Demo1...: dynamic change ID, name value

The script of mitmproxy is written as follows: inject our JS script into the specific domain name and login page, and put it at the end of the body, so as to minimize the impact on the original page.

The injected JS script is too long to post. The main implementation is as follows:

Traversing the input tag through document.getElementsByTagName, records the ID, name, class name values of all tags, defines change function, generates random ID, name equivalent, hook some events, and invokes the change function to trigger a dynamic modification after triggering the event.

Finally, of course, you need the onsubmit function of hook form submission. First restore the real ID, name, class name values, and then go to normal submission.

Effect after JS injection:

When a page triggers an event, the ID and name of the key tag input will be changed once.

Normal human beings complete the normal work of business without perception.

Test with automation tools as follows:

First of all, JS is injected without modification of mitmproxy. The automatic login is successful as shown in the figure below.

Then access the proxy injected JS address, and the automatic login fails.

According to the prompt of console, we can see that the automation tool triggered some events in the work, the ID and name changed dynamically, and the program could not locate and complete the corresponding data input.

Demo2: insert the same invisible label

After JS is injected, tags with the same attributes such as hidden, disabled, ID and name are inserted:

Of course, normal business can not be affected, as follows:

The webdriver test is as follows: here is the program that successfully interfered with Firefox, saying that the found element is not available..

Demo3: text insert invisible / other characters

Selenium class tools support an operation called link location. Sometimes it is not an input box or a button, but a text link, which can be located through the link.

In this case, the automation program does not use the ID, name and XPath structure, but directly locates through the text search matching. In order to interfere, all we can do is dynamically modify the text in these key positions, so that its program can not be used for positioning.

For example, in the following test code, the program automatically opens the web page, finds the login link through "sign in", then opens it, finds the contact merchant through "contact us", and then finds the order page through "online form".. These column automation processes locate only through the text of the page.

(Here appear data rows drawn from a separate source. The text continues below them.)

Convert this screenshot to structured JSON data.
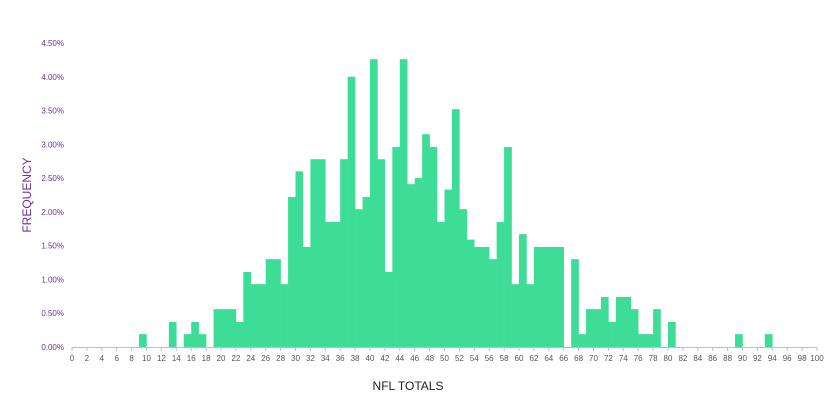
{
  "chart_data": {
    "type": "bar",
    "title": "",
    "xlabel": "NFL TOTALS",
    "ylabel": "FREQUENCY",
    "bar_color": "#3ddc97",
    "axis_color": "#bfbfbf",
    "ylim": [
      0,
      4.5
    ],
    "xlim": [
      0,
      100
    ],
    "grid": false,
    "legend": "none",
    "y_ticks": [
      "0.00%",
      "0.50%",
      "1.00%",
      "1.50%",
      "2.00%",
      "2.50%",
      "3.00%",
      "3.50%",
      "4.00%",
      "4.50%"
    ],
    "x_ticks": [
      "0",
      "2",
      "4",
      "6",
      "8",
      "10",
      "12",
      "14",
      "16",
      "18",
      "20",
      "22",
      "24",
      "26",
      "28",
      "30",
      "32",
      "34",
      "36",
      "38",
      "40",
      "42",
      "44",
      "46",
      "48",
      "50",
      "52",
      "54",
      "56",
      "58",
      "60",
      "62",
      "64",
      "66",
      "68",
      "70",
      "72",
      "74",
      "76",
      "78",
      "80",
      "82",
      "84",
      "86",
      "88",
      "90",
      "92",
      "94",
      "96",
      "98",
      "100"
    ],
    "x": [
      0,
      1,
      2,
      3,
      4,
      5,
      6,
      7,
      8,
      9,
      10,
      11,
      12,
      13,
      14,
      15,
      16,
      17,
      18,
      19,
      20,
      21,
      22,
      23,
      24,
      25,
      26,
      27,
      28,
      29,
      30,
      31,
      32,
      33,
      34,
      35,
      36,
      37,
      38,
      39,
      40,
      41,
      42,
      43,
      44,
      45,
      46,
      47,
      48,
      49,
      50,
      51,
      52,
      53,
      54,
      55,
      56,
      57,
      58,
      59,
      60,
      61,
      62,
      63,
      64,
      65,
      66,
      67,
      68,
      69,
      70,
      71,
      72,
      73,
      74,
      75,
      76,
      77,
      78,
      79,
      80,
      81,
      82,
      83,
      84,
      85,
      86,
      87,
      88,
      89,
      90,
      91,
      92,
      93,
      94,
      95,
      96,
      97,
      98,
      99
    ],
    "values": [
      0,
      0,
      0,
      0,
      0,
      0,
      0,
      0,
      0,
      0.19,
      0,
      0,
      0,
      0.37,
      0,
      0.19,
      0.37,
      0.19,
      0,
      0.56,
      0.56,
      0.56,
      0.37,
      1.11,
      0.93,
      0.93,
      1.3,
      1.3,
      0.93,
      2.22,
      2.6,
      1.48,
      2.78,
      2.78,
      1.85,
      1.85,
      2.78,
      4.0,
      2.04,
      2.22,
      4.26,
      2.78,
      1.11,
      2.96,
      4.26,
      2.41,
      2.5,
      3.15,
      2.96,
      1.85,
      2.33,
      3.52,
      2.04,
      1.59,
      1.48,
      1.48,
      1.3,
      1.85,
      2.96,
      0.93,
      1.67,
      0.93,
      1.48,
      1.48,
      1.48,
      1.48,
      0,
      1.3,
      0.19,
      0.56,
      0.56,
      0.74,
      0.37,
      0.74,
      0.74,
      0.56,
      0.19,
      0.19,
      0.56,
      0,
      0.37,
      0,
      0,
      0,
      0,
      0,
      0,
      0,
      0,
      0.19,
      0,
      0,
      0,
      0.19,
      0,
      0,
      0,
      0,
      0,
      0
    ]
  }
}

The previous ideas can't interfere with it. If we change the "sign in" of the page to "sign. In", we can make some changes on the UI as small as possible. It is also possible to successfully interfere with automated procedures.

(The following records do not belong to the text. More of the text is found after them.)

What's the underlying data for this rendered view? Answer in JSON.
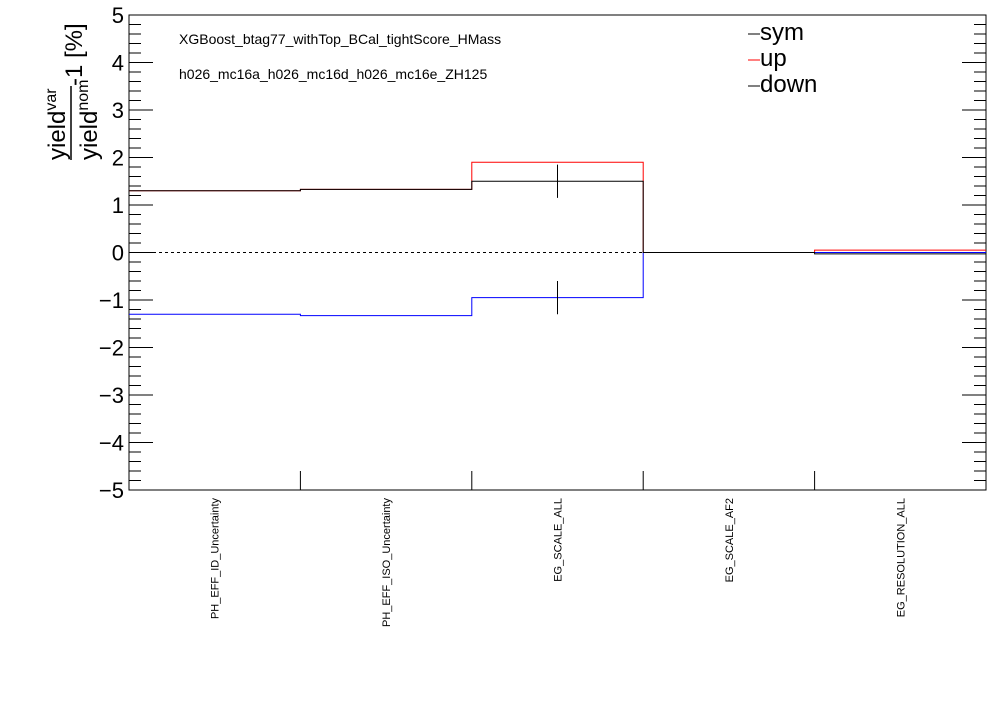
{
  "chart_data": {
    "type": "line",
    "style": "histogram-steps",
    "annotations": [
      "XGBoost_btag77_withTop_BCal_tightScore_HMass",
      "h026_mc16a_h026_mc16d_h026_mc16e_ZH125"
    ],
    "ylabel_num": "yield",
    "ylabel_num_sup": "var",
    "ylabel_den": "yield",
    "ylabel_den_sup": "nom",
    "ylabel_suffix": "-1 [%]",
    "ylim": [
      -5,
      5
    ],
    "yticks": [
      "5",
      "4",
      "3",
      "2",
      "1",
      "0",
      "−1",
      "−2",
      "−3",
      "−4",
      "−5"
    ],
    "categories": [
      "PH_EFF_ID_Uncertainty",
      "PH_EFF_ISO_Uncertainty",
      "EG_SCALE_ALL",
      "EG_SCALE_AF2",
      "EG_RESOLUTION_ALL"
    ],
    "series": [
      {
        "name": "sym",
        "color": "#000000",
        "values": [
          1.3,
          1.33,
          1.5,
          0.0,
          -0.03
        ],
        "errors": [
          0,
          0,
          0.35,
          0,
          0
        ]
      },
      {
        "name": "up",
        "color": "#ff0000",
        "values": [
          1.3,
          1.33,
          1.9,
          0.0,
          0.05
        ]
      },
      {
        "name": "down",
        "color": "#0000ff",
        "values": [
          -1.3,
          -1.33,
          -0.95,
          0.0,
          0.0
        ]
      }
    ],
    "reference_line": 0,
    "legend_position": "top-right"
  }
}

The successful interference effect on webdriver is as follows:

There is only one way to prove demo. It's not easy to do it well, because I don't know how to find it yet. The UI on the browser doesn't display, but text is a different way to modify it.

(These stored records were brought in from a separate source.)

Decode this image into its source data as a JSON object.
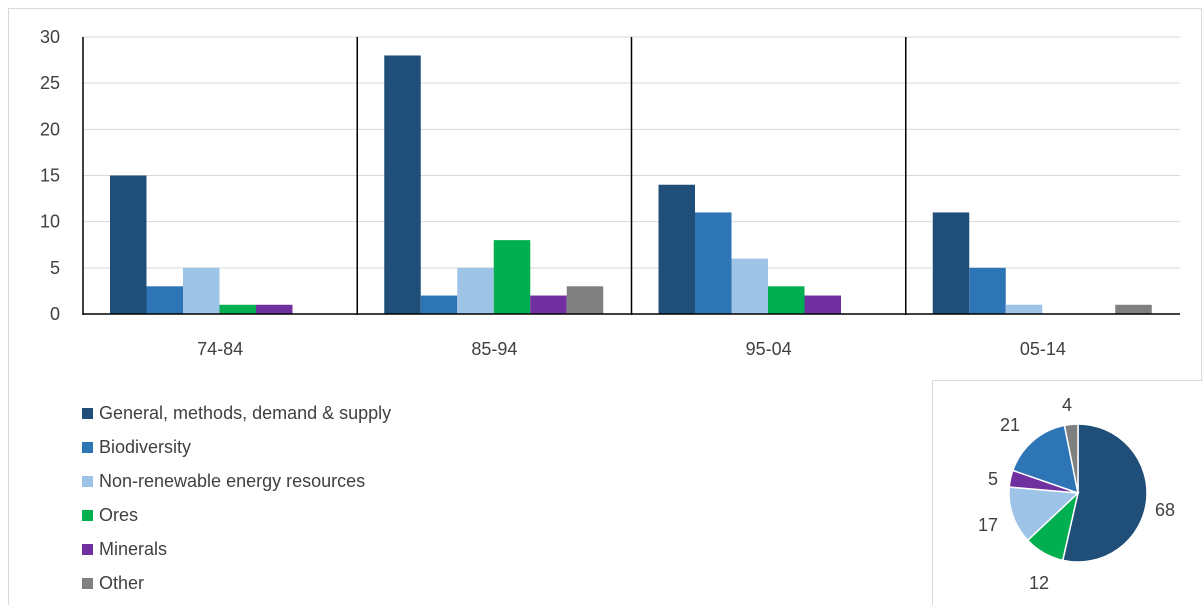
{
  "chart_data": [
    {
      "type": "bar",
      "categories": [
        "74-84",
        "85-94",
        "95-04",
        "05-14"
      ],
      "series": [
        {
          "name": "General, methods, demand & supply",
          "values": [
            15,
            28,
            14,
            11
          ],
          "color": "#1f4e79"
        },
        {
          "name": "Biodiversity",
          "values": [
            3,
            2,
            11,
            5
          ],
          "color": "#2e75b6"
        },
        {
          "name": "Non-renewable energy resources",
          "values": [
            5,
            5,
            6,
            1
          ],
          "color": "#9dc3e6"
        },
        {
          "name": "Ores",
          "values": [
            1,
            8,
            3,
            0
          ],
          "color": "#00b050"
        },
        {
          "name": "Minerals",
          "values": [
            1,
            2,
            2,
            0
          ],
          "color": "#7030a0"
        },
        {
          "name": "Other",
          "values": [
            0,
            3,
            0,
            1
          ],
          "color": "#808080"
        }
      ],
      "ylim": [
        0,
        30
      ],
      "yticks": [
        "0",
        "5",
        "10",
        "15",
        "20",
        "25",
        "30"
      ],
      "grid": true,
      "legend_placement": "bottom-left"
    },
    {
      "type": "pie",
      "labels": [
        "General, methods, demand & supply",
        "Ores",
        "Non-renewable energy resources",
        "Minerals",
        "Biodiversity",
        "Other"
      ],
      "values": [
        68,
        12,
        17,
        5,
        21,
        4
      ],
      "value_labels": [
        "68",
        "12",
        "17",
        "5",
        "21",
        "4"
      ],
      "colors": [
        "#1f4e79",
        "#00b050",
        "#9dc3e6",
        "#7030a0",
        "#2e75b6",
        "#808080"
      ]
    }
  ]
}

Kneel for the advice of the front-end big man..

Demo4: turn passivity into initiative

The idea here is not well conceived, and the idea of using JS to attack the client is not yet good. Here are two bugs. How to use them to counterattack with JS? I'm looking forward to communicating with the big guys. Bug address: https://github.com/selenium hq/selenium/issues/5840, https://github.com/mozilla/geckodriver/issues/1228

0x06 summary

The idea of this article has been put forward for a long time. After writing this article, I know that as early as 16 years ago, Ctrip had a senior who wrote an article about anti crawler. It's enough to read this article. Address: https://blog.csdn.net/u013886628/article/details/51820221, which has been mentioned. The screenshot of the content mentioned is as follows:

It can be seen that Ctrip's anti reptile has a long history. I've made a fool of myself. It's a long way to go. I'll go up and down.